Когда Чмаруцька вышел из хаты, Чичин открыл дверь в боковушку.
— Слыхал? — спросил он.
— Слыхал, слыхал… Все тот же Чмаруцька! Пол-литра не обидит!
— Нет, Константин Сергеевич! И он изменился. И выпить не очень-то вольготно ему теперь и другие заботы появились у человека. Признаться, хлопцев этих я к нему подослал, но он об этом не знает. При его содействии они и другие дела вершат, о чем он и не догадывается. А на фашистов зол, аж кипит. И как не кипеть человеку! Семья большая. Раньше все дети были на своих местах. В железнодорожную школу ходили. Учились и в ремесленном и в техникуме. Где только Чмаруцьки не учились. А теперь все сидят дома, ни им учебы, ни работы какой-нибудь.
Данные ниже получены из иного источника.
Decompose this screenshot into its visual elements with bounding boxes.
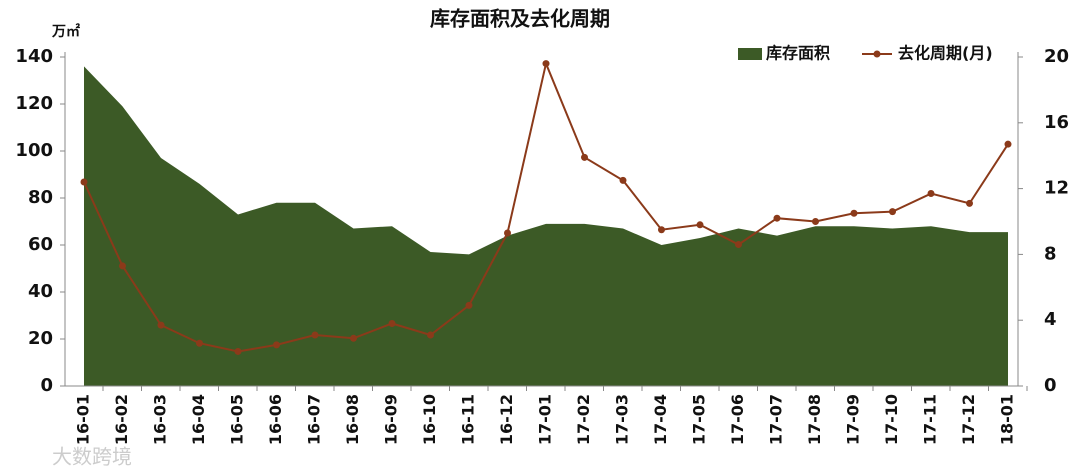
line-marker (773, 214, 781, 222)
x-tick-label: 18-01 (998, 394, 1017, 445)
y-tick-label: 80 (28, 187, 53, 208)
x-tick-label: 16-10 (420, 394, 439, 445)
x-tick-label: 17-02 (574, 394, 593, 445)
legend-swatch (738, 48, 762, 60)
line-marker (119, 262, 126, 270)
x-tick-label: 17-01 (536, 394, 555, 445)
y-tick-label: 20 (28, 328, 53, 349)
line-marker (619, 176, 627, 184)
x-tick-label: 16-09 (382, 394, 401, 445)
x-tick-label: 16-06 (266, 394, 285, 445)
y2-tick-label: 20 (1044, 46, 1069, 67)
x-tick-label: 17-05 (690, 394, 709, 445)
line-marker (850, 209, 858, 217)
legend-label: 库存面积 (766, 44, 830, 63)
x-tick-label: 17-06 (728, 394, 747, 445)
x-tick-label: 17-07 (767, 394, 786, 445)
line-marker (234, 347, 242, 355)
x-tick-label: 17-04 (651, 394, 670, 445)
x-tick-label: 16-08 (343, 394, 362, 445)
y-tick-label: 100 (15, 140, 53, 161)
y2-tick-label: 0 (1044, 375, 1057, 396)
line-marker (696, 221, 704, 229)
line-marker (311, 331, 319, 339)
y-unit: 万㎡ (51, 23, 80, 40)
x-tick-label: 17-09 (844, 394, 863, 445)
y-tick-label: 120 (15, 93, 53, 114)
line-marker (504, 229, 511, 237)
y2-tick-label: 8 (1044, 243, 1057, 264)
chart-title: 库存面积及去化周期 (430, 7, 610, 31)
y-tick-label: 60 (28, 234, 53, 255)
x-tick-label: 16-04 (189, 394, 208, 445)
line-marker (812, 218, 819, 225)
x-tick-label: 16-03 (151, 394, 170, 445)
line-marker (1004, 140, 1012, 148)
line-marker (889, 208, 896, 216)
y-tick-label: 40 (28, 281, 53, 302)
x-tick-label: 16-05 (228, 394, 247, 445)
line-marker (966, 199, 973, 207)
line-marker (427, 331, 434, 339)
x-tick-label: 17-08 (805, 394, 824, 445)
line-marker (735, 241, 742, 249)
line-marker (350, 334, 357, 342)
line-marker (388, 319, 396, 327)
line-marker (542, 60, 550, 68)
x-tick-label: 16-01 (74, 394, 93, 445)
x-tick-label: 16-11 (459, 394, 478, 445)
line-marker (465, 301, 473, 309)
x-tick-label: 17-12 (959, 394, 978, 445)
x-tick-label: 16-07 (305, 394, 324, 445)
y2-tick-label: 16 (1044, 112, 1069, 133)
line-marker (196, 339, 203, 347)
y-tick-label: 0 (40, 375, 53, 396)
line-marker (927, 190, 935, 198)
area (84, 66, 1008, 387)
line-marker (658, 226, 665, 234)
legend-marker (873, 50, 881, 58)
watermark: 大数跨境 (52, 445, 132, 469)
y2-tick-label: 12 (1044, 178, 1069, 199)
x-tick-label: 16-02 (112, 394, 131, 445)
line-marker (157, 321, 165, 329)
legend-label: 去化周期(月) (898, 44, 993, 63)
line-marker (273, 341, 280, 349)
line-marker (581, 153, 588, 161)
line-marker (80, 178, 88, 186)
y-tick-label: 140 (15, 46, 53, 67)
y2-tick-label: 4 (1044, 309, 1057, 330)
x-tick-label: 16-12 (497, 394, 516, 445)
x-tick-label: 17-03 (613, 394, 632, 445)
x-tick-label: 17-10 (882, 394, 901, 445)
x-tick-label: 17-11 (921, 394, 940, 445)
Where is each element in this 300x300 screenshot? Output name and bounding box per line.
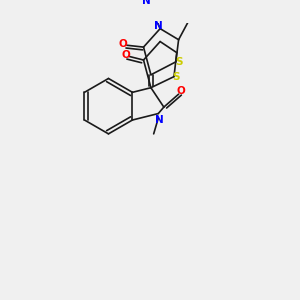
Text: O: O xyxy=(122,50,130,60)
Text: O: O xyxy=(177,86,186,96)
Text: N: N xyxy=(155,115,164,124)
Text: N: N xyxy=(154,21,162,32)
Text: N: N xyxy=(142,0,151,6)
Text: S: S xyxy=(175,57,182,67)
Text: S: S xyxy=(172,72,180,82)
Text: O: O xyxy=(119,39,128,49)
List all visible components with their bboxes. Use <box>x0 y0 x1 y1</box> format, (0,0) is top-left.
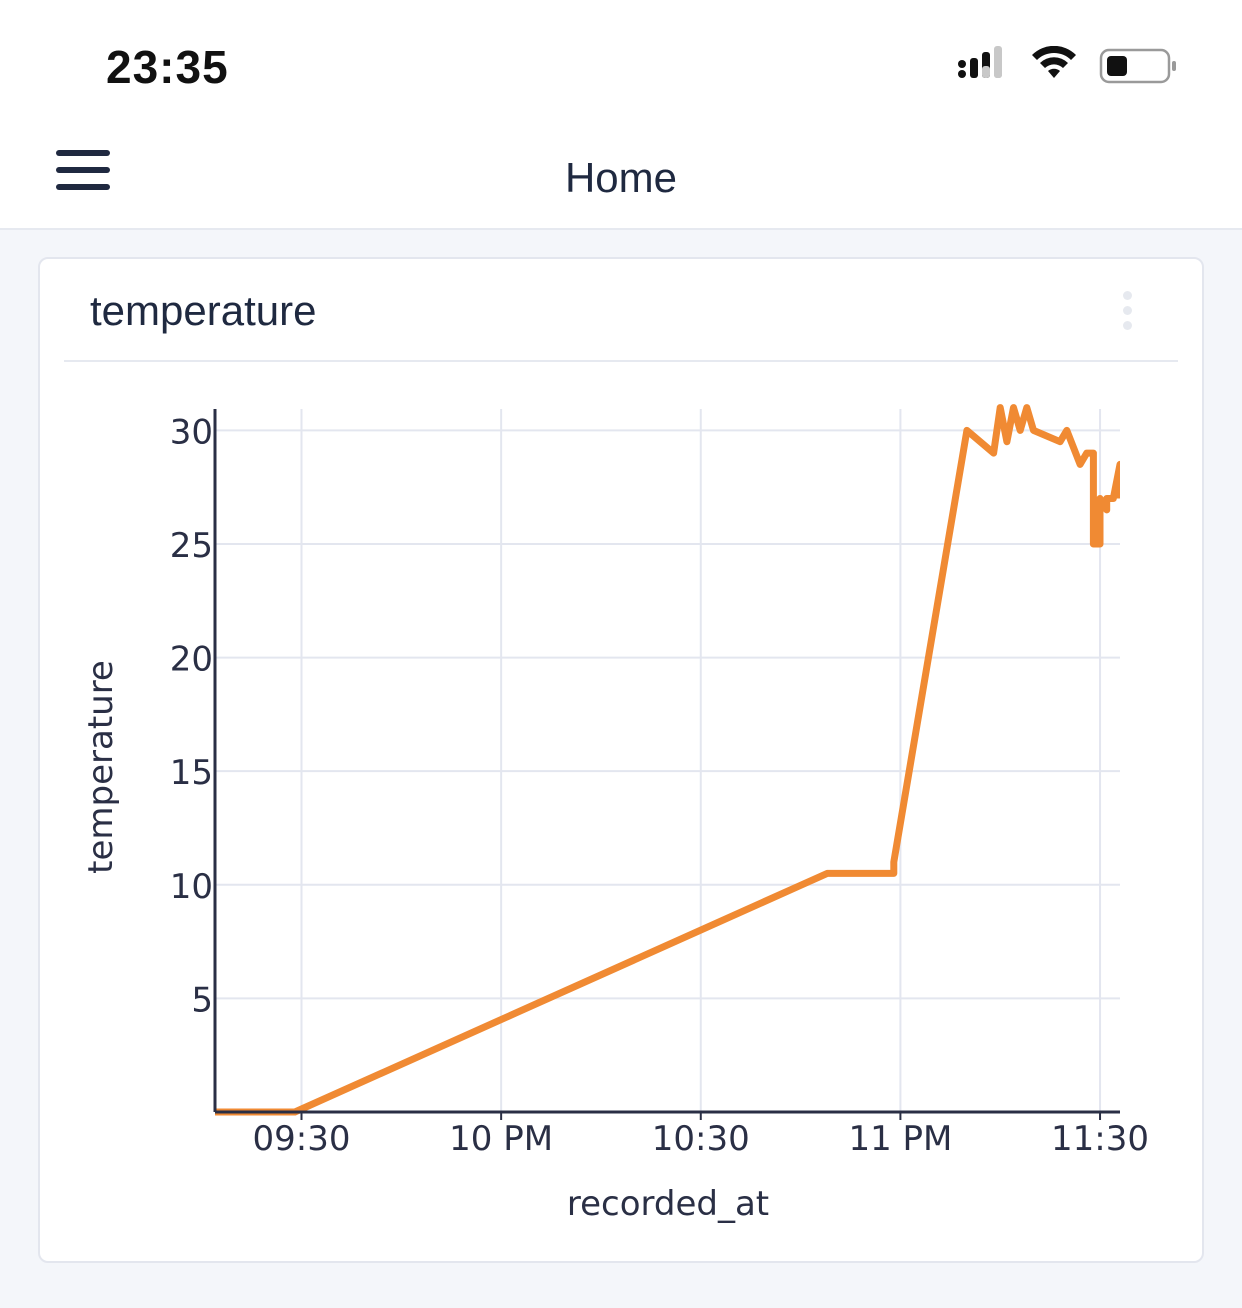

А есть людям надо. Он и ведра ладит, и зажигалки мастерит, и за что только не хватается, но кому нужны ею зажигалки? Однако Чмаруцька перебил нашу беседу. Я так обрадован твоим приходом, Сергеевич, что просто растерялся. И каждый наш человек обрадуется, когда узнает, что не забывают про нас, надеются на нас, верят, что мы не подкачаем. Но сегодня, да, пожалуй, и завтра я бы тебе не советовал к ним являться, к немцам, пусть немного остынут. А то после таких событий они готовы сожрать каждого нового человека, который попадется им под руку. А работников они собирают. Сколько было этих объявлений и приказов, чтобы приходили работать на железную дорогу, — и с лаской, и с угрозами, и приглашают, и насильно волокут через биржу, и всякими наказаниями угрожают тем, которые не явятся. Конечно, коммунисты, которые работали у нас и не смогли своевременно выбраться, все в лес подались, к Мирону, им невозможно было бы здесь оставаться, тут и Брунька-Шмунька и вообще… ненужный был бы риск, когда каждого знают, как облупленного.
— Это Шмульке водокачку сохранил?
— Он. Немцы его просто героем сочли. Но теперь он у них не в большом почете. Не рассчитал. И немцев теперь побаивается, и наших людей опасается. Конечно, остерегаться его надо, пустой человек, вся душа, ею в миске, за нее только и держится. Такой может в этой миске и утопить, если кто наступит ему на хвост.